Now, if there are nontheists turned fully rational and fully informed atheists, then this presents a very serious problem for any view that claims that God punishes, allows to be punished, annihilates, allows to be annihilated, withholds a supreme good from, or allows a supreme good to be withheld from any person who does not believe that God exists. Given that the atheistic belief of such atheists is non-voluntary (and so cannot be deliberately changed), the view entails that God punishes, allows to be punished, annihilates, allows to be annihilated, withholds a supreme good from, or allows a supreme good to be withheld from people who, through no fault of their own, have (or lack) the relevant belief. God cannot do this because doing this is morally wrong and God is incapable of morally wrong behavior.
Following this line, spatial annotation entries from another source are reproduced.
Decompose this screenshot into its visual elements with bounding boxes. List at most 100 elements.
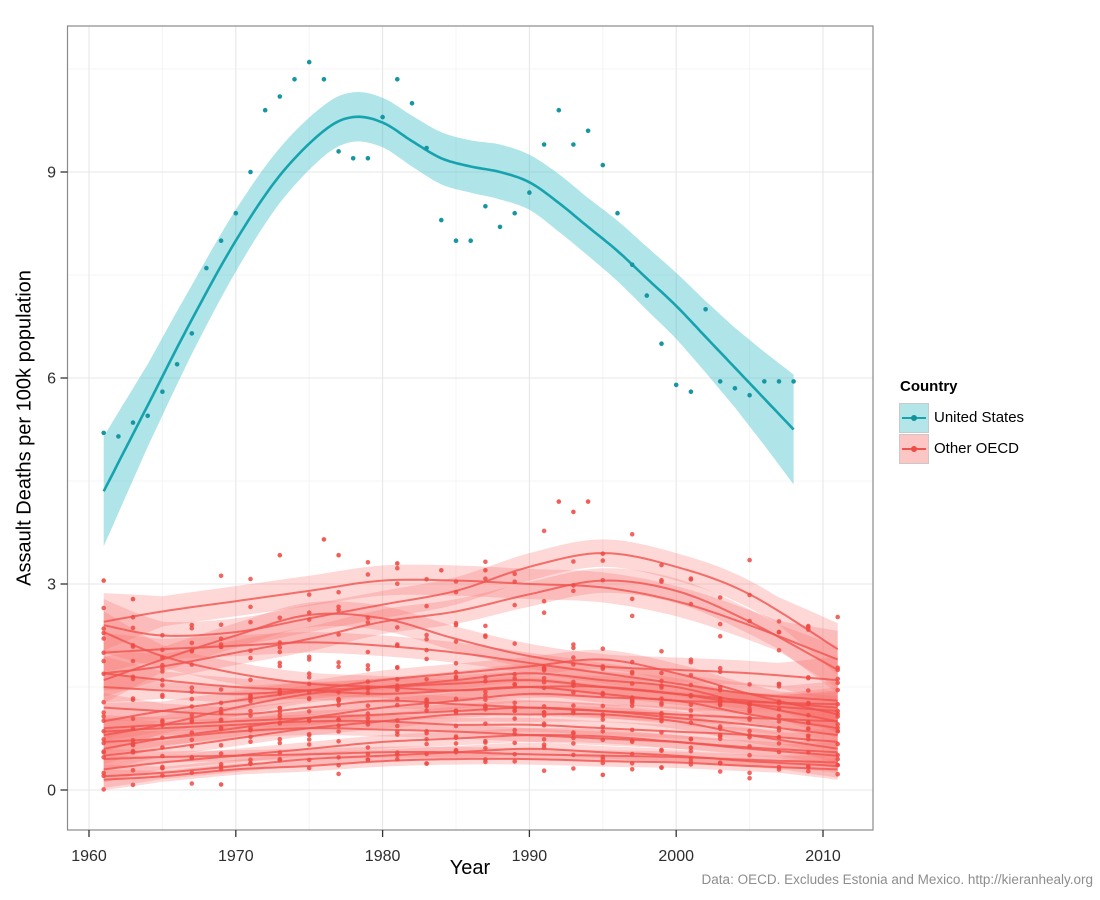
us-point [218,238,224,243]
oecd-point [453,741,459,746]
oecd-point [483,689,488,695]
plot-area [101,59,840,792]
oecd-point [688,601,694,607]
oecd-point [248,619,253,625]
oecd-point [189,662,195,667]
oecd-confidence-band [103,721,838,766]
oecd-point [659,562,664,568]
oecd-point [395,642,400,647]
oecd-confidence-band [103,714,838,755]
oecd-point [512,602,517,608]
oecd-point [659,765,664,771]
oecd-point [688,713,694,719]
oecd-point [776,767,782,772]
oecd-point [218,782,224,787]
oecd-point [483,704,488,710]
oecd-smooth-line [103,699,838,723]
us-point [673,382,679,388]
oecd-point [277,552,283,558]
oecd-point [717,696,723,701]
oecd-point [189,737,195,743]
oecd-point [160,735,165,740]
oecd-point [571,645,576,651]
oecd-point [747,728,752,734]
oecd-point [571,583,576,588]
oecd-point [483,757,488,762]
oecd-point [600,558,606,563]
oecd-point [512,579,517,584]
oecd-point [541,704,547,709]
oecd-point [336,690,341,695]
oecd-point [571,559,576,564]
oecd-point [717,595,723,600]
oecd-point [277,691,283,696]
y-tick-label: 9 [47,165,56,182]
legend-item-united-states: United States [899,402,1024,433]
oecd-point [248,695,253,701]
oecd-point [130,596,136,602]
oecd-point [424,751,429,757]
oecd-point [776,619,782,624]
oecd-point [189,717,195,723]
oecd-point [571,690,576,695]
oecd-point [277,660,283,666]
oecd-point [629,767,635,772]
oecd-point [512,716,517,721]
oecd-point [439,568,444,573]
oecd-point [395,625,400,630]
oecd-point [688,673,694,678]
oecd-point [321,537,327,542]
oecd-point [717,669,723,675]
oecd-point [189,781,195,786]
oecd-point [747,557,752,563]
oecd-point [776,647,782,653]
oecd-point [571,683,576,689]
oecd-point [365,679,371,684]
oecd-point [218,751,224,756]
oecd-point [306,592,312,597]
oecd-point [277,709,283,714]
oecd-point [688,762,694,767]
oecd-point [101,755,106,760]
oecd-point [571,662,576,667]
oecd-point [395,718,400,723]
oecd-point [189,689,195,694]
x-tick-label: 2000 [658,848,694,865]
oecd-point [453,589,459,595]
legend-key-united-states [899,402,929,433]
oecd-point [571,710,576,716]
oecd-point [600,754,606,759]
oecd-point [835,771,840,777]
oecd-point [835,728,840,734]
legend-key-point-icon [911,414,917,421]
oecd-point [541,598,547,604]
oecd-point [130,741,136,746]
oecd-point [277,663,283,669]
oecd-point [277,756,283,762]
oecd-point [835,752,840,758]
us-point [585,128,591,134]
us-point [292,77,297,82]
oecd-point [336,607,341,613]
oecd-point [306,681,312,687]
oecd-point [776,719,782,724]
oecd-point [835,722,840,727]
oecd-point [365,715,371,721]
us-point [527,190,532,195]
oecd-point [541,713,547,718]
legend: Country United States Other OECD [899,378,1024,464]
source-caption: Data: OECD. Excludes Estonia and Mexico.… [701,872,1093,887]
oecd-point [512,727,517,733]
oecd-point [659,649,664,654]
us-confidence-band [103,92,794,547]
oecd-point [571,588,576,594]
oecd-point [600,717,606,722]
oecd-point [717,665,723,671]
us-point [732,386,738,391]
us-point [321,77,327,82]
oecd-point [776,713,782,719]
oecd-point [218,710,224,716]
oecd-point [160,683,165,688]
oecd-point [365,620,371,625]
oecd-point [776,706,782,712]
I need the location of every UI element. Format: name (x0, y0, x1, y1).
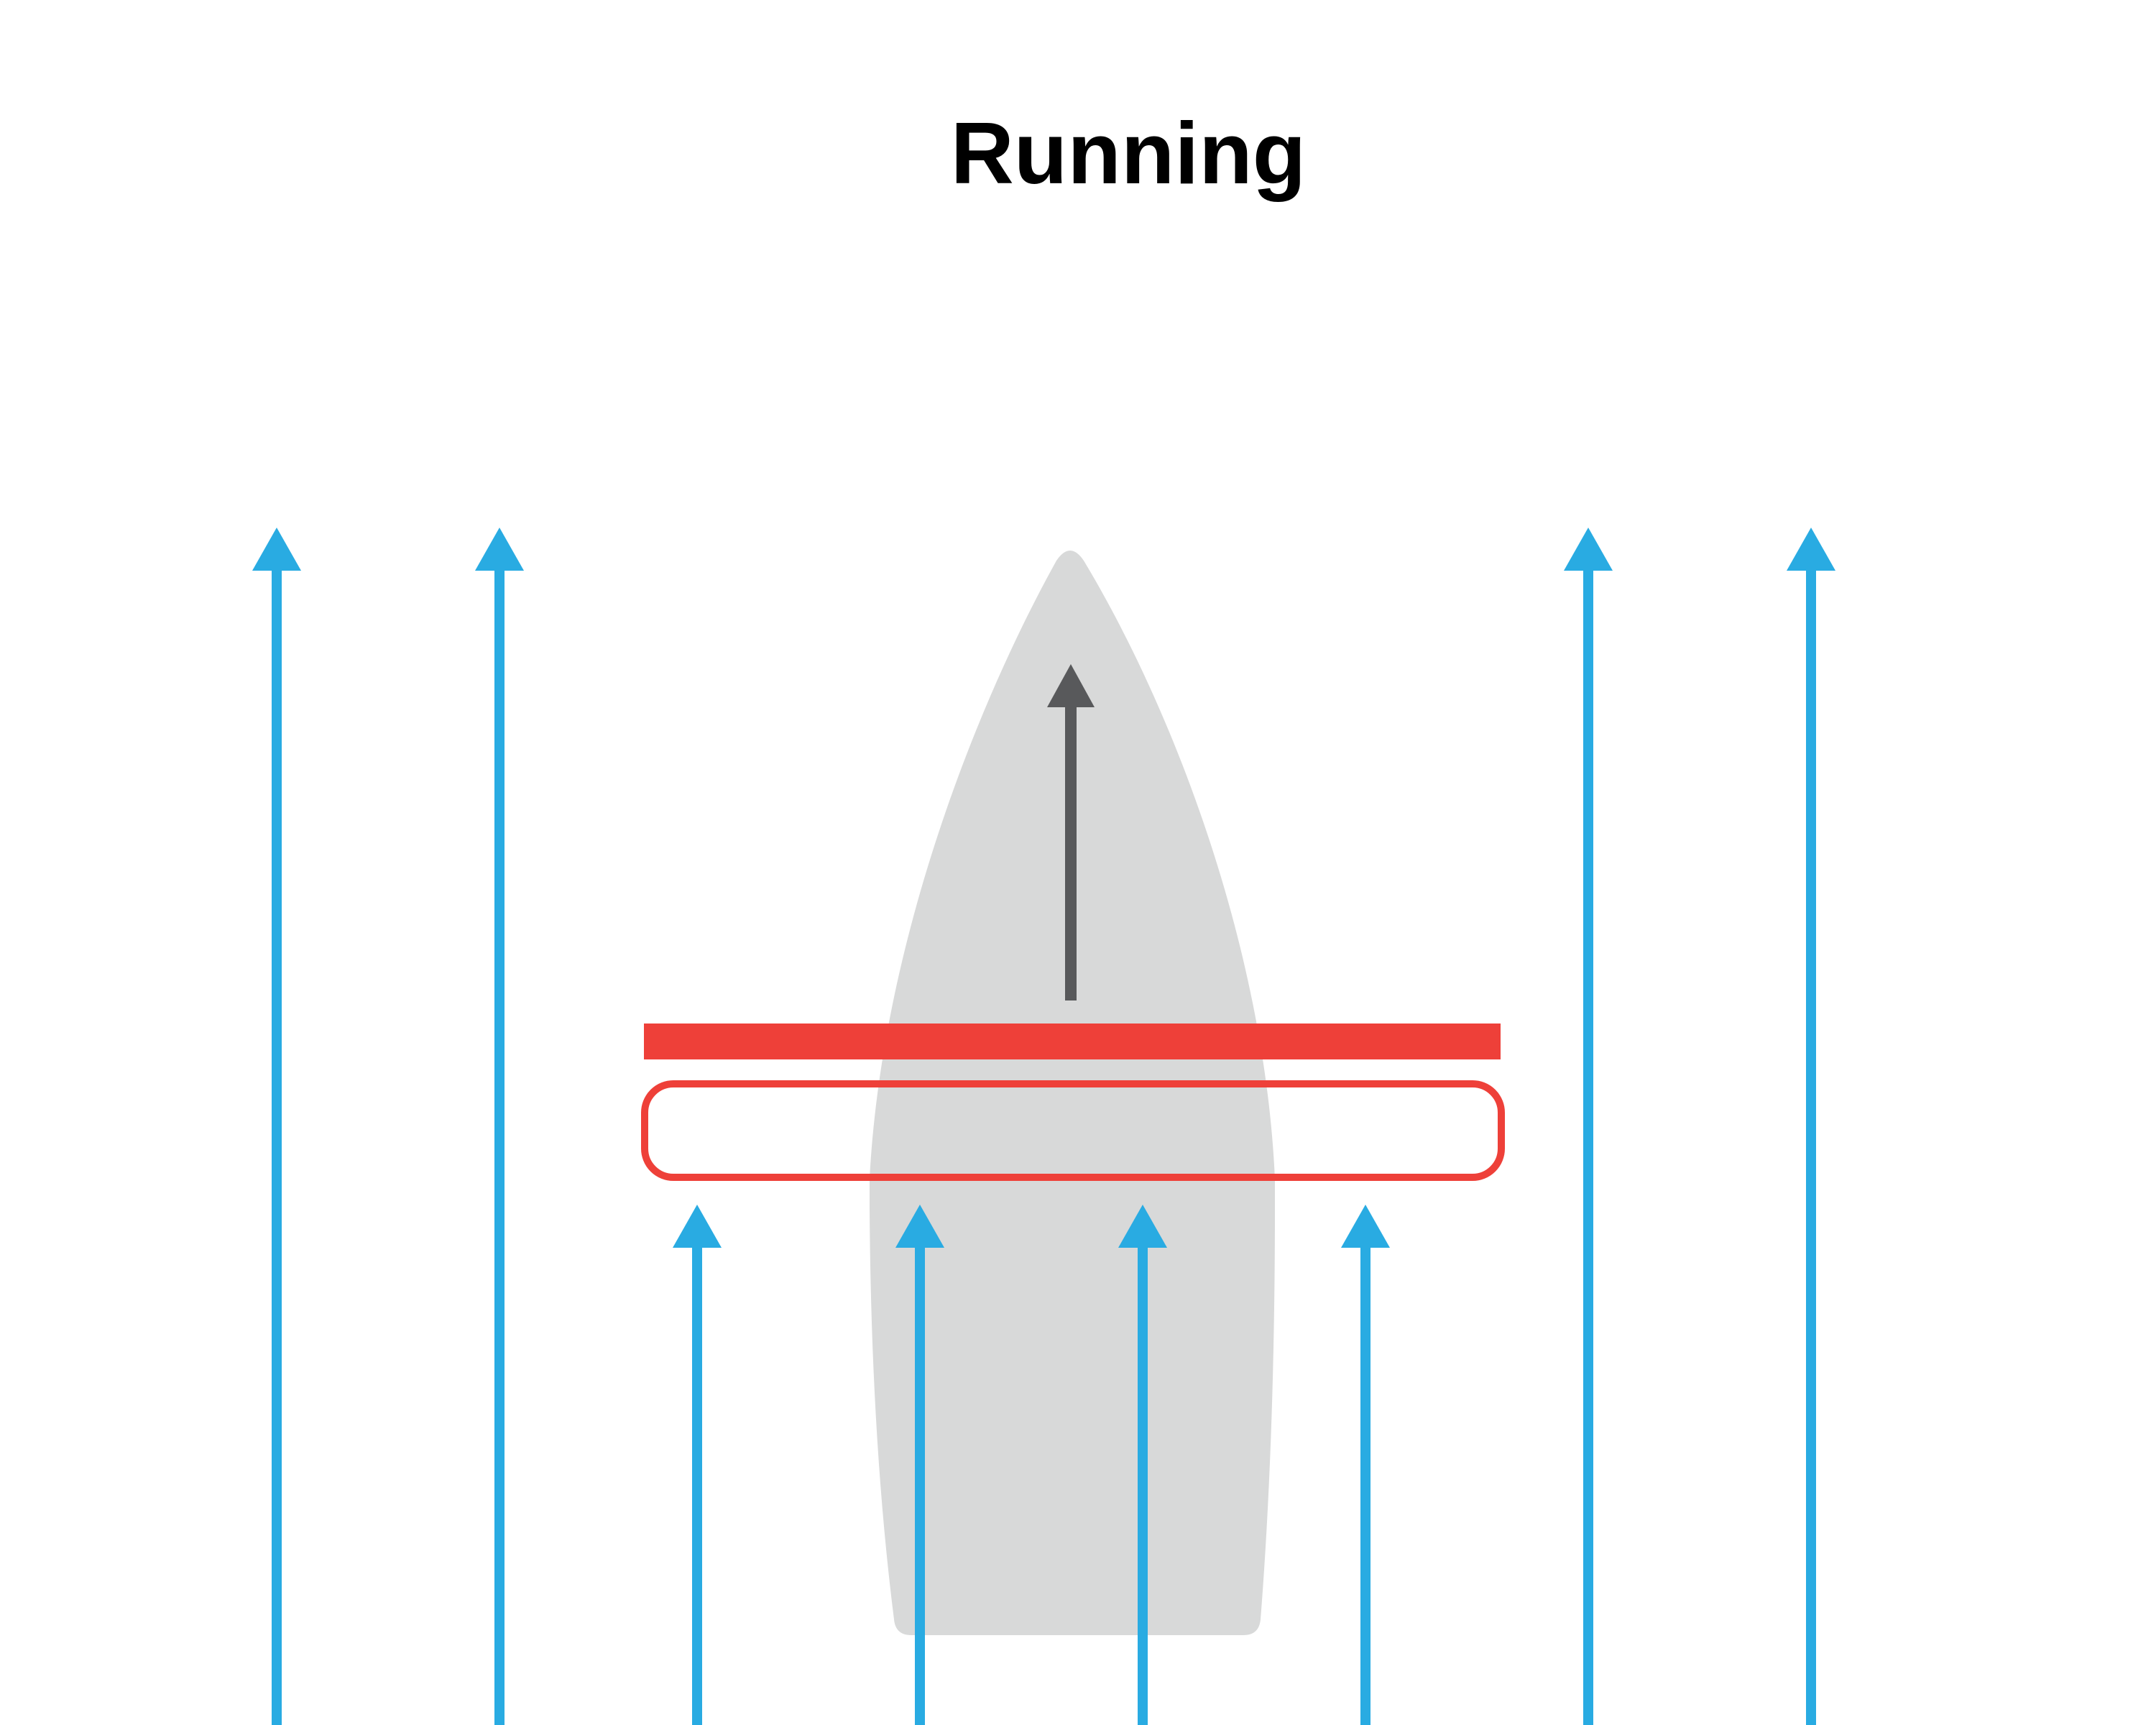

Thus, the conjunction of beliefs that I have describe (that God exists; that God punishes, allows to be punished, etc. people who don't believe in God; and that there are nontheists turned fully rational and informed atheists) is inconsistent.
Notice that this is true even if there is no version of the argument from evil that would undermine the theistic belief of a committed theist. And this is the main point that I want to make. It seems to me completely irrelevant whether theistic belief can survive the criticism represented by the problem of evil. Alvin Plantinga has spent much of his career showing that there are no arguments that undermine theistic belief. My question is: Why should this matter? It is not at all relevant to the question of whether God exists or whether Christianity or any other theistic religion is true. It gives us no reason to suspect that the argument from evil is not a sound argument. We can still know that God does not exist and we can still know that Christianity is false.
What does seem very relevant, for reasons that are implicit in what I have written here, is whether there are any nontheists turned fully rational and informed atheists. It strikes me that the various versions of the argument from evil show us that it is possible to be such an atheist.